- rechtspraak
Datum uitspraak: 04-05-2010
De belangrijkste passage van de uitspraak en/of conclusie:
Het hof is van oordeel dat de Nederlandse rechter op grond van artikel 8 van de Verordening EG nr. 2201/2003 van 22 november 2003 betreffende de bevoegdheid en de erkenning en tenuitvoerlegging van beslissingen in huwelijkszaken en inzake de ouderlijke verantwoordelijkheid bevoegd is om over het verzoek tot uithuisplaatsing van [het kind] te oordelen, aangezien [het kind] zijn gewone verblijfplaats heeft in Nederland.
Op grond van artikel 2 van het Verdrag van 5 oktober 1961 betreffende de bevoegdheid der autoriteiten en de toepasselijke wet inzake de bescherming van minderjarigen (Trb. 1968, 101) dient daarbij Nederlands recht te worden toegepast.

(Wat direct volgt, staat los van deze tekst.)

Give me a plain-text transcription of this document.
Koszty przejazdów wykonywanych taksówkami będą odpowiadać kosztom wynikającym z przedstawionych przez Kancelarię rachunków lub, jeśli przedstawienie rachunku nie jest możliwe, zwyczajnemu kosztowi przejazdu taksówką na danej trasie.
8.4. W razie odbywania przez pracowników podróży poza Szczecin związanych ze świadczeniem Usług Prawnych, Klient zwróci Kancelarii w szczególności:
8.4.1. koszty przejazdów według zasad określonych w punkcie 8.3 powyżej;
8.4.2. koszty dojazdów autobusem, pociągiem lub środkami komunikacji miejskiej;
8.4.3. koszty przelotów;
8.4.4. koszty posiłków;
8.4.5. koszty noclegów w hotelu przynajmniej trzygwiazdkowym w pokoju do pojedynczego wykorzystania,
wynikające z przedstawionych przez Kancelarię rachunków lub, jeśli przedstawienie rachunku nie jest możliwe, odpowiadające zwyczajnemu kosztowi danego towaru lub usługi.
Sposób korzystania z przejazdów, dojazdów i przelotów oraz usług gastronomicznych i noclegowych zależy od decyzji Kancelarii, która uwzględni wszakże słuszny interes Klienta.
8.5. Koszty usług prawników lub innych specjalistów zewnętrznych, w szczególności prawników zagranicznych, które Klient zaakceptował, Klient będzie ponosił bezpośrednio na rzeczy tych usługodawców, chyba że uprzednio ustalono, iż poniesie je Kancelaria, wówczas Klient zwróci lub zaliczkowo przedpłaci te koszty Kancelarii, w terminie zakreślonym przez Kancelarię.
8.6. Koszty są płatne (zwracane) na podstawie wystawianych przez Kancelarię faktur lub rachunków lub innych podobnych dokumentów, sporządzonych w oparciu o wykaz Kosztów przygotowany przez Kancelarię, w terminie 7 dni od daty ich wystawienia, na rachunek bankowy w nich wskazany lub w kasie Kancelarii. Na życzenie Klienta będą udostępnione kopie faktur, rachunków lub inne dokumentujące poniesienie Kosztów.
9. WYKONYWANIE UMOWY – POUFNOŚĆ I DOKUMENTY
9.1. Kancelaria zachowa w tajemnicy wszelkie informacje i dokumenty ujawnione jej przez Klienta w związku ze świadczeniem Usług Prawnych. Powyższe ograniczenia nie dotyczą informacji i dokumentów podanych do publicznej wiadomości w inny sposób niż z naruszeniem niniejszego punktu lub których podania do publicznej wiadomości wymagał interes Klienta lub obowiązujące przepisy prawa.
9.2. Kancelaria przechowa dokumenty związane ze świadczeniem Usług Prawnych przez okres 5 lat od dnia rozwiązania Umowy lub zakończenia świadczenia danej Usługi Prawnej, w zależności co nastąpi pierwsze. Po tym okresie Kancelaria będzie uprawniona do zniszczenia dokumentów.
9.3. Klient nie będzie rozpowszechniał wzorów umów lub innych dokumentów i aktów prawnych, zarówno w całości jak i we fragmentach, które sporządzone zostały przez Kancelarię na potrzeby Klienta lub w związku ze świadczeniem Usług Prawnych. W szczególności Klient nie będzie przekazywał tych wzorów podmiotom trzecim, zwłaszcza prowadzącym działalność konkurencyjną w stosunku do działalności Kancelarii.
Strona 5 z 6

Ingevolge artikel 1:261 lid 1 BW kan de kinderrechter de stichting op haar verzoek machtigen de minderjarige gedurende dag en nacht uit huis te plaatsen indien dit noodzakelijk is in het belang van de verzorging en opvoeding van de minderjarige of tot onderzoek van diens geestelijke of lichamelijke gesteldheid.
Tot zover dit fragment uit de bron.